Maxwell runs on Expo with a React-Native front end and a Flask back end connected by a Swift module. Using the Apple Vision framework, we extracted features from photos such as contours, faces, objects, symmetry, rule of thirds, and salient heat maps. Then we used the AADB database, which is a collection of photos professionally rated on a set of aesthetic criteria to train our neural network by relating features to the criteria with OpenCV, training our model on existing data, and applying a regression on the live feedback from our camera integration.

Challenges we ran into

No one on our team had ever worked with an ML model, Computer Vision, or iOS Development. Additionally, we had very little full-stack experience aside from React, SQL, and Node. We struggled a lot with determining the direction we should take, like our software architecture, because we knew very little about our subject, which resulted in a switch from Expo Go to React Native, Google ViT to Apple Vision, and Expo Camera to React Native Vision Camera. Additionally, we almost gave up on our project while trying to integrate our Swift module into the codebase.

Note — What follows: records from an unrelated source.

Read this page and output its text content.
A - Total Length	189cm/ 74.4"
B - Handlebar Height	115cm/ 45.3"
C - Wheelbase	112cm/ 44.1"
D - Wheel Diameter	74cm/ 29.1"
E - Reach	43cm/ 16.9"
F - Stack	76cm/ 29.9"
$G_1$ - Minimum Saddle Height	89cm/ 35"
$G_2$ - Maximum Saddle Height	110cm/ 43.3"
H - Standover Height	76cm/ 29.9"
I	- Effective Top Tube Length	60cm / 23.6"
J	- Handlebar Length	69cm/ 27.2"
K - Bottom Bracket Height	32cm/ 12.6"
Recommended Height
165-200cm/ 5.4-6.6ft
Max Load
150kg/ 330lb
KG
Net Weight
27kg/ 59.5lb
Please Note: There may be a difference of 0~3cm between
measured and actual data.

Accomplishments that we're proud of

  • Migrating between Expo Go and Expo (Apple Developer)
  • Implementing Swift
  • Understanding and implementing a Neural Network with an R^2 of 0.8
  • Live Photo Analysis
  • Implementing Heat Maps, Object Recognition, Facial Recognition, Text Recognition, Contour Extraction, Symmetry/Pattern Recognition

What we learned

Going forward, we feel a lot more comfortable with full-stack development and software architecture. We learned a lot about Computer Vision and training ML Models through our hours of research, and we now understand how to train a neural network from the ground up.

What's next for Maxwell

As we hacked, we realized our focus wasn't developing a perfect model during the Hackathon, but a working model. In the future, we'd like to train our model on more data, integrate other data sources, and export other features from Apple Vision. We'd also like to try using other CV frameworks.